27 C
Semarang
Wednesday, 16 April 2025

Dulu Suram, Kini Terang, Meski Belum Digitalize

Eksistensi Museum di Era Milenial

Artikel Lain

RADARSEMARANG.COM, Ada banyak museum di Jawa Tengah. Mulai Museum Ronggo Warsito Semarang, Museum Mandala Bakti Semarang, Museum Kereta Api Ambarawa, Museum Jamu Jago Semarang, Museum Batik Pekalongan hingga Museum BPK Magelang. Bagaimana pengelola museum mengikuti perkembangan zaman, untuk menarik minat generasi milenial yang digitalize?

ADHIK KURNIAWAN/RADARSEMARANG.COM

AGUS HADIANTO/RADARSEMARANG.COM MODERN : Pengelola Museum BPK memanfaatkan teknologi mutakhir agar tidak diabaikan generasi milenial dan bisa menjadi tempat edukatif bagi pelajar.
AGUS HADIANTO/RADARSEMARANG.COM
MODERN : Pengelola Museum BPK memanfaatkan teknologi mutakhir agar tidak diabaikan generasi milenial dan bisa menjadi tempat edukatif bagi pelajar.

KETIKA ditanya kesan mengunjungi museum di masa kecil, kebanyakan berujar gelap, seram dan hanya berisi ribuan benda peninggalan bersejarah. Itu dulu. Museum Ronggorwasito di sekitar Bundaran Kalibanteng Semarang Barat saat ini, lebih cerah dengan penerangan yang cukup.
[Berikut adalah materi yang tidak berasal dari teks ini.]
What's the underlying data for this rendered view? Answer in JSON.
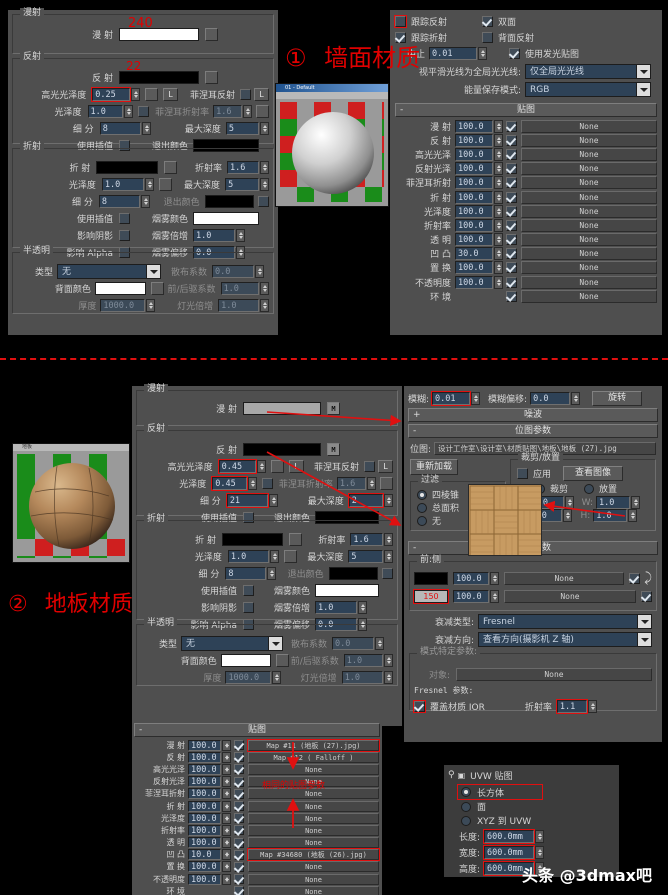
{
  "meta": {
    "watermark": "头条 @3dmax吧"
  },
  "annotations": {
    "wall": {
      "num": "①",
      "text": "墙面材质"
    },
    "floor": {
      "num": "②",
      "text": "地板材质"
    },
    "maps_note": "相同的贴图参数"
  },
  "wall": {
    "diffuse_group": {
      "title": "漫射",
      "label": "漫 射",
      "value": "240"
    },
    "reflect_group": {
      "title": "反射",
      "reflect_label": "反 射",
      "reflect_value": "22",
      "rows": [
        {
          "label": "高光光泽度",
          "value": "0.25",
          "highlight": true
        },
        {
          "label": "光泽度",
          "value": "1.0"
        },
        {
          "label": "细  分",
          "value": "8"
        }
      ],
      "interp_label": "使用插值",
      "fresnel_label": "菲涅耳反射",
      "fresnel_ior_label": "菲涅耳折射率",
      "fresnel_ior_value": "1.6",
      "maxdepth_label": "最大深度",
      "maxdepth_value": "5",
      "exit_label": "退出颜色",
      "l_btn": "L"
    },
    "refract_group": {
      "title": "折射",
      "refract_label": "折 射",
      "rows": [
        {
          "label": "光泽度",
          "value": "1.0"
        },
        {
          "label": "细  分",
          "value": "8"
        }
      ],
      "interp_label": "使用插值",
      "shadow_label": "影响阴影",
      "alpha_label": "影响 Alpha",
      "ior_label": "折射率",
      "ior_value": "1.6",
      "maxdepth_label": "最大深度",
      "maxdepth_value": "5",
      "exit_label": "退出颜色",
      "fog_color_label": "烟雾颜色",
      "fog_mult_label": "烟雾倍增",
      "fog_mult_value": "1.0",
      "fog_bias_label": "烟雾偏移",
      "fog_bias_value": "0.0"
    },
    "translucent_group": {
      "title": "半透明",
      "type_label": "类型",
      "type_value": "无",
      "back_color_label": "背面颜色",
      "thickness_label": "厚度",
      "thickness_value": "1000.0",
      "scatter_label": "散布系数",
      "scatter_value": "0.0",
      "fwdback_label": "前/后驱系数",
      "fwdback_value": "1.0",
      "light_mult_label": "灯光倍增",
      "light_mult_value": "1.0"
    },
    "options": {
      "trace_reflect": "跟踪反射",
      "trace_refract": "跟踪折射",
      "cutoff_label": "中止",
      "cutoff_value": "0.01",
      "double_sided": "双面",
      "back_reflect": "背面反射",
      "use_glossy_map": "使用发光贴图",
      "smooth_label": "视平滑光线为全局光光线:",
      "smooth_value": "仅全局光光线",
      "energy_label": "能量保存模式:",
      "energy_value": "RGB"
    },
    "maps": {
      "title": "贴图",
      "none": "None",
      "rows": [
        {
          "label": "漫 射",
          "amount": "100.0",
          "on": true,
          "slot": "None"
        },
        {
          "label": "反 射",
          "amount": "100.0",
          "on": true,
          "slot": "None"
        },
        {
          "label": "高光光泽",
          "amount": "100.0",
          "on": true,
          "slot": "None"
        },
        {
          "label": "反射光泽",
          "amount": "100.0",
          "on": true,
          "slot": "None"
        },
        {
          "label": "菲涅耳折射",
          "amount": "100.0",
          "on": true,
          "slot": "None"
        },
        {
          "label": "折 射",
          "amount": "100.0",
          "on": true,
          "slot": "None"
        },
        {
          "label": "光泽度",
          "amount": "100.0",
          "on": true,
          "slot": "None"
        },
        {
          "label": "折射率",
          "amount": "100.0",
          "on": true,
          "slot": "None"
        },
        {
          "label": "透 明",
          "amount": "100.0",
          "on": true,
          "slot": "None"
        },
        {
          "label": "凹 凸",
          "amount": "30.0",
          "on": true,
          "slot": "None"
        },
        {
          "label": "置 换",
          "amount": "100.0",
          "on": true,
          "slot": "None"
        },
        {
          "label": "不透明度",
          "amount": "100.0",
          "on": true,
          "slot": "None"
        },
        {
          "label": "环 境",
          "amount": "",
          "on": true,
          "slot": "None"
        }
      ]
    },
    "preview_title": "01 - Default"
  },
  "floor": {
    "preview_title": "地板",
    "diffuse_group": {
      "title": "漫射",
      "label": "漫 射",
      "m_btn": "M"
    },
    "reflect_group": {
      "title": "反射",
      "reflect_label": "反 射",
      "m_btn": "M",
      "rows": [
        {
          "label": "高光光泽度",
          "value": "0.45",
          "highlight": true
        },
        {
          "label": "光泽度",
          "value": "0.45",
          "highlight": true
        },
        {
          "label": "细  分",
          "value": "21",
          "highlight": true
        }
      ],
      "interp_label": "使用插值",
      "fresnel_label": "菲涅耳反射",
      "fresnel_ior_label": "菲涅耳折射率",
      "fresnel_ior_value": "1.6",
      "maxdepth_label": "最大深度",
      "maxdepth_value": "2",
      "exit_label": "退出颜色",
      "l_btn": "L"
    },
    "refract_group": {
      "title": "折射",
      "refract_label": "折 射",
      "rows": [
        {
          "label": "光泽度",
          "value": "1.0"
        },
        {
          "label": "细  分",
          "value": "8"
        }
      ],
      "interp_label": "使用插值",
      "shadow_label": "影响阴影",
      "alpha_label": "影响 Alpha",
      "ior_label": "折射率",
      "ior_value": "1.6",
      "maxdepth_label": "最大深度",
      "maxdepth_value": "5",
      "exit_label": "退出颜色",
      "fog_color_label": "烟雾颜色",
      "fog_mult_label": "烟雾倍增",
      "fog_mult_value": "1.0",
      "fog_bias_label": "烟雾偏移",
      "fog_bias_value": "0.0"
    },
    "translucent_group": {
      "title": "半透明",
      "type_label": "类型",
      "type_value": "无",
      "back_color_label": "背面颜色",
      "thickness_label": "厚度",
      "thickness_value": "1000.0",
      "scatter_label": "散布系数",
      "scatter_value": "0.0",
      "fwdback_label": "前/后驱系数",
      "fwdback_value": "1.0",
      "light_mult_label": "灯光倍增",
      "light_mult_value": "1.0"
    },
    "maps": {
      "title": "贴图",
      "rows": [
        {
          "label": "漫 射",
          "amount": "100.0",
          "on": true,
          "slot": "Map #11  (地板 (27).jpg)",
          "highlight": true
        },
        {
          "label": "反 射",
          "amount": "100.0",
          "on": true,
          "slot": "Map #12   ( Falloff )"
        },
        {
          "label": "高光光泽",
          "amount": "100.0",
          "on": true,
          "slot": "None"
        },
        {
          "label": "反射光泽",
          "amount": "100.0",
          "on": true,
          "slot": "None"
        },
        {
          "label": "菲涅耳折射",
          "amount": "100.0",
          "on": true,
          "slot": "None"
        },
        {
          "label": "折 射",
          "amount": "100.0",
          "on": true,
          "slot": "None"
        },
        {
          "label": "光泽度",
          "amount": "100.0",
          "on": true,
          "slot": "None"
        },
        {
          "label": "折射率",
          "amount": "100.0",
          "on": true,
          "slot": "None"
        },
        {
          "label": "透 明",
          "amount": "100.0",
          "on": true,
          "slot": "None"
        },
        {
          "label": "凹 凸",
          "amount": "10.0",
          "on": true,
          "slot": "Map #34680 (地板 (26).jpg)",
          "highlight": true
        },
        {
          "label": "置 换",
          "amount": "100.0",
          "on": true,
          "slot": "None"
        },
        {
          "label": "不透明度",
          "amount": "100.0",
          "on": true,
          "slot": "None"
        },
        {
          "label": "环 境",
          "amount": "",
          "on": true,
          "slot": "None"
        }
      ]
    }
  },
  "bitmap": {
    "coords": {
      "blur_label": "模糊:",
      "blur_value": "0.01",
      "blur_offset_label": "模糊偏移:",
      "blur_offset_value": "0.0",
      "rotate_btn": "旋转"
    },
    "noise_rollup": "噪波",
    "params_rollup": "位图参数",
    "bitmap_label": "位图:",
    "bitmap_path": "设计工作室\\设计室\\材质贴图\\地板\\地板 (27).jpg",
    "reload_btn": "重新加载",
    "crop_place_label": "裁剪/放置",
    "apply_label": "应用",
    "view_image_btn": "查看图像",
    "filter_group": "过滤",
    "filter_options": [
      "四棱锥",
      "总面积",
      "无"
    ],
    "crop_radio": "裁剪",
    "place_radio": "放置",
    "u_label": "U:",
    "u_value": "0.0",
    "v_label": "V:",
    "v_value": "0.0",
    "w_label": "W:",
    "w_value": "1.0",
    "h_label": "H:",
    "h_value": "1.0"
  },
  "falloff": {
    "rollup": "衰减参数",
    "group": "前:侧",
    "none": "None",
    "front_amount": "100.0",
    "side_amount": "100.0",
    "side_color_value": "150",
    "type_label": "衰减类型:",
    "type_value": "Fresnel",
    "direction_label": "衰减方向:",
    "direction_value": "查看方向(摄影机 Z 轴)",
    "mode_group": "模式特定参数:",
    "object_label": "对象:",
    "object_value": "None",
    "fresnel_params_label": "Fresnel 参数:",
    "override_ior_label": "覆盖材质 IOR",
    "ior_label": "折射率",
    "ior_value": "1.1"
  },
  "uvw": {
    "title": "UVW 贴图",
    "options": [
      "长方体",
      "面",
      "XYZ 到 UVW"
    ],
    "selected": "长方体",
    "length_label": "长度:",
    "length_value": "600.0mm",
    "width_label": "宽度:",
    "width_value": "600.0mm",
    "height_label": "高度:",
    "height_value": "600.0mm"
  }
}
Belum lagi lampu warna warni yang digunakan untuk menerangi arca, lukisan, senjata, perhiasan dan benda bersejarah lainnya. Bahkan, penataan benda bersejarah kini disesuaikan dengan zaman dan tematik. Demi memudahkan pengunjung khususnya pelajar dalam memahami peristiwa yang terjadi dibalik benda bersejarah tersebut.

Bahkan, Sabtu siang (12/10) kemarin, banyak anak TK dan SD yang tertarik masuk ke dalam replika gua bersejarah yang diterangi lampu warna-warni. Ada pula anak yang kagum dengan replika kapal layar nan megah dengan pencahayaan yang tepat.

Kepala Museum Ronggowarsito, Asih Widhiastuti mengaku sengaja mengubah konsep museum menjadi lebih modern. Ia menyadari generasi milenial memerlukan sesuatu yang yang lebih inovatif dan menarik. Pihaknya melakukan pembenahan mulai dari internal kepengurusan hingga penataan konsep museum sehingga dapat mengubah stigma museum menjadi lebih ceria dan edukatif. “Alhamdulillah setelah dilakukan perubahan konsep menjadi lebih cerah dan tertata, dalam dua tahun terakhir pengunjung yang datang selalu meningkat,” jelasnya.

Tahun 2018 lalu, jumlah pengunjung sekitar 80 ribu. Bahkan, tahun 2019 yang belum genap, sudah membukukan 90 ribu pengunjung. Presidiksinya bisa tembus hingga 100 ribu pada akhir tahun.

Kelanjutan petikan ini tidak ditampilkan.